Todos los ingredientes están servidos. Un genio loco, un político tibio, un heredero ávido de poder y fortuna, una ciudad tomada por unos ciudadanos que creen en los mensajes populistas y gente que sólo se mueve por el dinero. Todos, a excepción del supuesto artista. Claro, que no sabemos si Coppola ha pensado en que, su personaje, pertenece a una buena familia y así muchos pueden dedicarse a la creación.

Todo le sale mal a Coppola. Porque con estos ingredientes, incluso siendo unos tópicos mil veces vistos, pueden vestirse con dignidad. No es el caso. Aquí hay aires de grandeza. Ganas de decirle al espectador que está ante una película que hará historia. Para ello, no escatima en presupuestos, referencias históricas y hasta literarias --ese ridículo recitado de Hamlet por parte de Cesar--. Tal vez, ese es el principal fallo de Megapolis. Su ambición, sus ganas de ser una historia jamás contada cuando es de lo más visto. Aquí no hay nada original. Ya no es porque se base en la novela H.G. Wells, sino por esos aires, esa presuntuosidad, ese despliegue de medios para contar una evidencia y hacerlo sin gracia.

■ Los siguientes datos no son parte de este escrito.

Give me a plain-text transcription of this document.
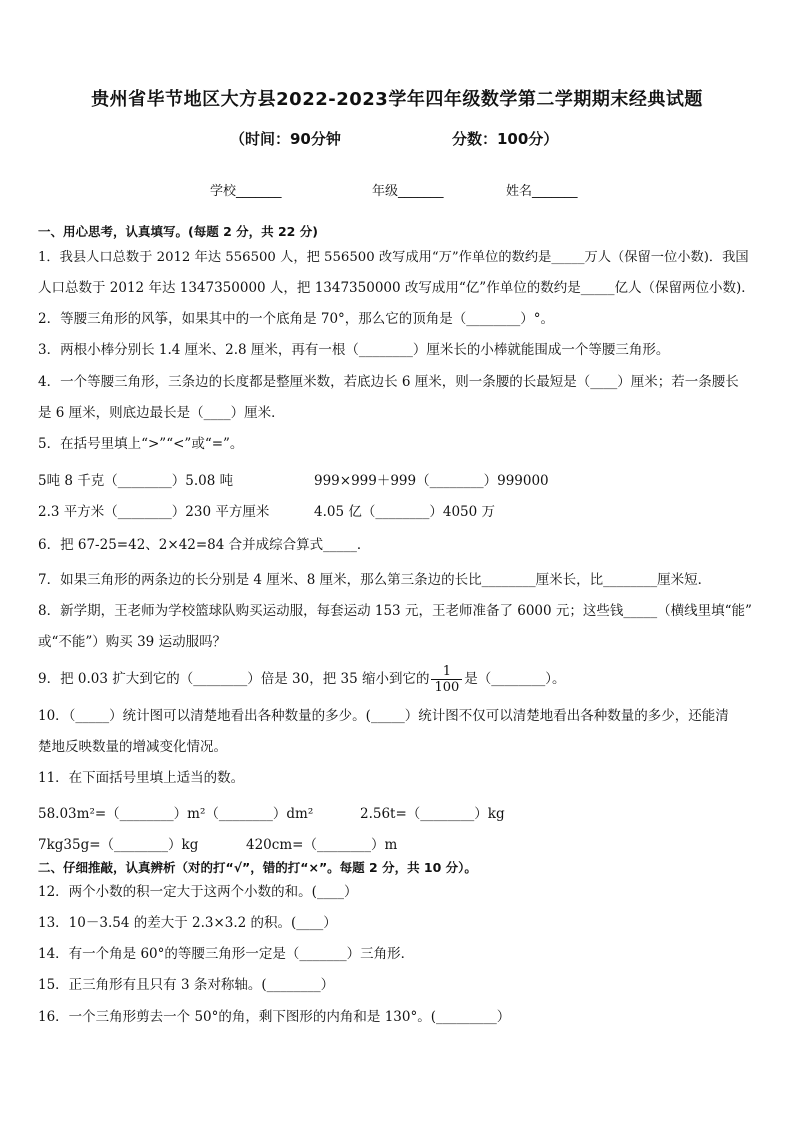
贵州省毕节地区大方县2022-2023学年四年级数学第二学期期末经典试题
（时间：90分钟	分数：100分）
学校_______	年级_______	姓名_______
一、用心思考，认真填写。(每题 2 分，共 22 分)
1．我县人口总数于 2012 年达 556500 人，把 556500 改写成用“万”作单位的数约是_____万人（保留一位小数)．我国
人口总数于 2012 年达 1347350000 人，把 1347350000 改写成用“亿”作单位的数约是_____亿人（保留两位小数)．
2．等腰三角形的风筝，如果其中的一个底角是 70°，那么它的顶角是（________）°。
3．两根小棒分别长 1.4 厘米、2.8 厘米，再有一根（________）厘米长的小棒就能围成一个等腰三角形。
4．一个等腰三角形，三条边的长度都是整厘米数，若底边长 6 厘米，则一条腰的长最短是（____）厘米；若一条腰长
是 6 厘米，则底边最长是（____）厘米．
5．在括号里填上“>”“<”或“=”。
5吨 8 千克（________）5.08 吨	999×999＋999（________）999000
2.3 平方米（________）230 平方厘米	4.05 亿（________）4050 万
6．把 67-25=42、2×42=84 合并成综合算式_____．
7．如果三角形的两条边的长分别是 4 厘米、8 厘米，那么第三条边的长比________厘米长，比________厘米短．
8．新学期，王老师为学校篮球队购买运动服，每套运动 153 元，王老师准备了 6000 元；这些钱_____（横线里填“能”
或“不能”）购买 39 运动服吗？
9．把 0.03 扩大到它的（________）倍是 30，把 35 缩小到它的 $\frac{1}{100}$ 是（________）。
10．（_____）统计图可以清楚地看出各种数量的多少。(_____）统计图不仅可以清楚地看出各种数量的多少，还能清
楚地反映数量的增减变化情况。
11．在下面括号里填上适当的数。
58.03m²=（________）m²（________）dm²	2.56t=（________）kg
7kg35g=（________）kg	420cm=（________）m
二、仔细推敲，认真辨析（对的打“√”，错的打“×”。每题 2 分，共 10 分）。
12．两个小数的积一定大于这两个小数的和。(____）
13．10－3.54 的差大于 2.3×3.2 的积。(____）
14．有一个角是 60°的等腰三角形一定是（_______）三角形．
15．正三角形有且只有 3 条对称轴。(________）
16．一个三角形剪去一个 50°的角，剩下图形的内角和是 130°。(_________）
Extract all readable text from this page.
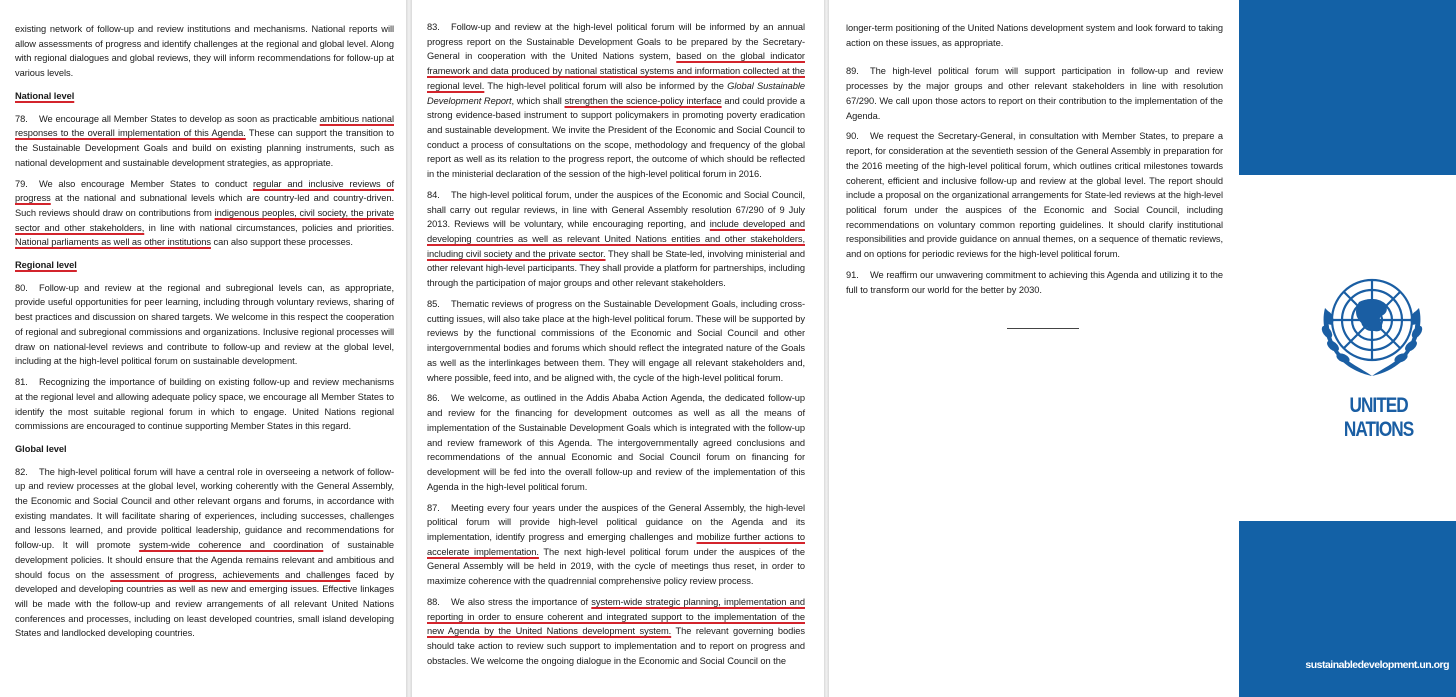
existing network of follow-up and review institutions and mechanisms. National reports will allow assessments of progress and identify challenges at the regional and global level. Along with regional dialogues and global reviews, they will inform recommendations for follow-up at various levels.

National level

78. We encourage all Member States to develop as soon as practicable ambitious national responses to the overall implementation of this Agenda. These can support the transition to the Sustainable Development Goals and build on existing planning instruments, such as national development and sustainable development strategies, as appropriate.

79. We also encourage Member States to conduct regular and inclusive reviews of progress at the national and subnational levels which are country-led and country-driven. Such reviews should draw on contributions from indigenous peoples, civil society, the private sector and other stakeholders, in line with national circumstances, policies and priorities. National parliaments as well as other institutions can also support these processes.

Regional level

80. Follow-up and review at the regional and subregional levels can, as appropriate, provide useful opportunities for peer learning, including through voluntary reviews, sharing of best practices and discussion on shared targets. We welcome in this respect the cooperation of regional and subregional commissions and organizations. Inclusive regional processes will draw on national-level reviews and contribute to follow-up and review at the global level, including at the high-level political forum on sustainable development.

81. Recognizing the importance of building on existing follow-up and review mechanisms at the regional level and allowing adequate policy space, we encourage all Member States to identify the most suitable regional forum in which to engage. United Nations regional commissions are encouraged to continue supporting Member States in this regard.

Global level

82. The high-level political forum will have a central role in overseeing a network of follow-up and review processes at the global level, working coherently with the General Assembly, the Economic and Social Council and other relevant organs and forums, in accordance with existing mandates. It will facilitate sharing of experiences, including successes, challenges and lessons learned, and provide political leadership, guidance and recommendations for follow-up. It will promote system-wide coherence and coordination of sustainable development policies. It should ensure that the Agenda remains relevant and ambitious and should focus on the assessment of progress, achievements and challenges faced by developed and developing countries as well as new and emerging issues. Effective linkages will be made with the follow-up and review arrangements of all relevant United Nations conferences and processes, including on least developed countries, small island developing States and landlocked developing countries.

83. Follow-up and review at the high-level political forum will be informed by an annual progress report on the Sustainable Development Goals to be prepared by the Secretary-General in cooperation with the United Nations system, based on the global indicator framework and data produced by national statistical systems and information collected at the regional level. The high-level political forum will also be informed by the Global Sustainable Development Report, which shall strengthen the science-policy interface and could provide a strong evidence-based instrument to support policymakers in promoting poverty eradication and sustainable development. We invite the President of the Economic and Social Council to conduct a process of consultations on the scope, methodology and frequency of the global report as well as its relation to the progress report, the outcome of which should be reflected in the ministerial declaration of the session of the high-level political forum in 2016.

84. The high-level political forum, under the auspices of the Economic and Social Council, shall carry out regular reviews, in line with General Assembly resolution 67/290 of 9 July 2013. Reviews will be voluntary, while encouraging reporting, and include developed and developing countries as well as relevant United Nations entities and other stakeholders, including civil society and the private sector. They shall be State-led, involving ministerial and other relevant high-level participants. They shall provide a platform for partnerships, including through the participation of major groups and other relevant stakeholders.

85. Thematic reviews of progress on the Sustainable Development Goals, including cross-cutting issues, will also take place at the high-level political forum. These will be supported by reviews by the functional commissions of the Economic and Social Council and other intergovernmental bodies and forums which should reflect the integrated nature of the Goals as well as the interlinkages between them. They will engage all relevant stakeholders and, where possible, feed into, and be aligned with, the cycle of the high-level political forum.

86. We welcome, as outlined in the Addis Ababa Action Agenda, the dedicated follow-up and review for the financing for development outcomes as well as all the means of implementation of the Sustainable Development Goals which is integrated with the follow-up and review framework of this Agenda. The intergovernmentally agreed conclusions and recommendations of the annual Economic and Social Council forum on financing for development will be fed into the overall follow-up and review of the implementation of this Agenda in the high-level political forum.

87. Meeting every four years under the auspices of the General Assembly, the high-level political forum will provide high-level political guidance on the Agenda and its implementation, identify progress and emerging challenges and mobilize further actions to accelerate implementation. The next high-level political forum under the auspices of the General Assembly will be held in 2019, with the cycle of meetings thus reset, in order to maximize coherence with the quadrennial comprehensive policy review process.

88. We also stress the importance of system-wide strategic planning, implementation and reporting in order to ensure coherent and integrated support to the implementation of the new Agenda by the United Nations development system. The relevant governing bodies should take action to review such support to implementation and to report on progress and obstacles. We welcome the ongoing dialogue in the Economic and Social Council on the

longer-term positioning of the United Nations development system and look forward to taking action on these issues, as appropriate.

89. The high-level political forum will support participation in follow-up and review processes by the major groups and other relevant stakeholders in line with resolution 67/290. We call upon those actors to report on their contribution to the implementation of the Agenda.

90. We request the Secretary-General, in consultation with Member States, to prepare a report, for consideration at the seventieth session of the General Assembly in preparation for the 2016 meeting of the high-level political forum, which outlines critical milestones towards coherent, efficient and inclusive follow-up and review at the global level. The report should include a proposal on the organizational arrangements for State-led reviews at the high-level political forum under the auspices of the Economic and Social Council, including recommendations on voluntary common reporting guidelines. It should clarify institutional responsibilities and provide guidance on annual themes, on a sequence of thematic reviews, and on options for periodic reviews for the high-level political forum.

91. We reaffirm our unwavering commitment to achieving this Agenda and utilizing it to the full to transform our world for the better by 2030.

UNITED NATIONS
sustainabledevelopment.un.org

El hecho de que todos los personajes estén cargados de clichés, hacen que no respiren. Son meros muñecos al servicio de un mensaje que se quiere dar. A eso, se le añade la voluntad de Coppola de querer llenar la trama con historias y escenas que no aportan nada, especialmente las escenas eróticas y de súplica... Roza lo patético. Nada se sucede como se piensa el cineasta que va.

Megalopolis es, pues, una película completamente fallida. La prueba de que la ambición es muy mala a la hora de dirigir y que el mensaje no es excusa para hacer cualquier aberración. Por muy cara que sea y aunque venga de un director de cine que pasará a la historia por cintas como El padrino, Apocalypse Now o Dracula, pero nunca por esta. Bueno, si es su última película (está difícil que pueda volver a levantar otro proyecto con lo endeudado que está por semejante obra fallida) puede que queda como el film que puso en evidencia la ambición del realizador y que eso no siempre da buenos resultados.